The test setup could explain why we could not find a significant improvement. In our simulated setup, we used a simple box trainer with a flat platform and a static background. This setup could have made it difficult for the participants to appreciate the LVG depth clues. Instead, if the test environment had been similar to an actual operating environment, the utility of LVG may have been more pronounced. Moreover, development of an on/off button to allow the novice surgeon to choose when to use the LVG grid could improve the LVG tool’s utility and the surgeon’s performance. The laser light is especially useful for guidance toward a target, but when placing the instrument on a target area and when working in this area, the laser light may cause more disturbance than help. An additional limitation is that the laser light was only available on the right instrument and left-handed participants could have had difficulties in proper use of the laser. These adjustments set the stage for future trials, which will aim to demonstrate the effectiveness of LVG.

Currently, effective surgical training programs are a high priority because of the restricted resident duty hours. Restricted duty hours make it difficult for trainees to reach competency in laparoscopic surgery during specialty training [35], and therefore, examining different ways of optimizing the surgical training programs is highly relevant. The use of LVG could accelerate the initial learning curve for surgical novices, thereby making surgical training programs more effective.

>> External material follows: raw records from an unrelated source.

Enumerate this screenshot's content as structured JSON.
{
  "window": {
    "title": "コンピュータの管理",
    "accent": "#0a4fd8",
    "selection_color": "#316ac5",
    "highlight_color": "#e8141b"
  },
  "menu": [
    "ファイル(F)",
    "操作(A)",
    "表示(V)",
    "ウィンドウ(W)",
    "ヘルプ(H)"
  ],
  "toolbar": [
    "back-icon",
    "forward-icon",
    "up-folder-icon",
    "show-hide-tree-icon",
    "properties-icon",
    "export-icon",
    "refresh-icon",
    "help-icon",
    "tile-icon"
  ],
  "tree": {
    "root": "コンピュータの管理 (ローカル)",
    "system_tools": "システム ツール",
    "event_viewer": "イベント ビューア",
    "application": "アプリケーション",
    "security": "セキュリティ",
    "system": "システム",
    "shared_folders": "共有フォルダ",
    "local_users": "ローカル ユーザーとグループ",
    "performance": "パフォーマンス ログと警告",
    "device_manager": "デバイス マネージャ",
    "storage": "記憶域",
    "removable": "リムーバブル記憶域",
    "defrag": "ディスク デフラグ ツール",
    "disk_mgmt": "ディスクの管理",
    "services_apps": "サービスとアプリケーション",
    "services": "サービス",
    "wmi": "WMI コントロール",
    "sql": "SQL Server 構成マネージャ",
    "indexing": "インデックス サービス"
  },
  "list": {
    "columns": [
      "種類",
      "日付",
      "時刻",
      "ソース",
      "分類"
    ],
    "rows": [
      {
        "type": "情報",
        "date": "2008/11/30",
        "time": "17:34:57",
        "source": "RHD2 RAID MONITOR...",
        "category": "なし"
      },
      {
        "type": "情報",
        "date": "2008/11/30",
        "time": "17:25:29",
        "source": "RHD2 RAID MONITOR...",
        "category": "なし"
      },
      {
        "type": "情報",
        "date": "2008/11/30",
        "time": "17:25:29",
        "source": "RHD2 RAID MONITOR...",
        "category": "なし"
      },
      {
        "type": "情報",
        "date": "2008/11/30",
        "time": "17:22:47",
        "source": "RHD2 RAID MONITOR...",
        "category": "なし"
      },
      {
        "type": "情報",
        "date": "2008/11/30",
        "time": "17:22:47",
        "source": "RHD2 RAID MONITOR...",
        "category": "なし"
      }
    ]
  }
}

Moreover, superior performance is the trademark of expertise, but more consistent performance is also important, according to the Fitts and Posner three-stage model of acquiring expertise [36]. The outcome measures of the LVG group had smaller variances, which indicate more consistent performance. Visual guidance could potentially assist the most insecure novices and help to avoid substandard operations. However, we acknowledge that our findings were significant only regarding the TABLT score and the hypothesis of elimination of very inferior performances must be tested in a separate study.

We recommend that future research on the LVG prototype should be performed in a more realistic testing environment, similar to that of real laparoscopic operations. Future research on LVG should aim to clarify the utility of LVG during actual operations and in laparoscopic training programs.

In conclusion, we did not find a significant improvement in laparoscopic motor skills when using LVG. Adjustments of the LVG prototype and further studies are necessary to demonstrate the full potential of this novel technology.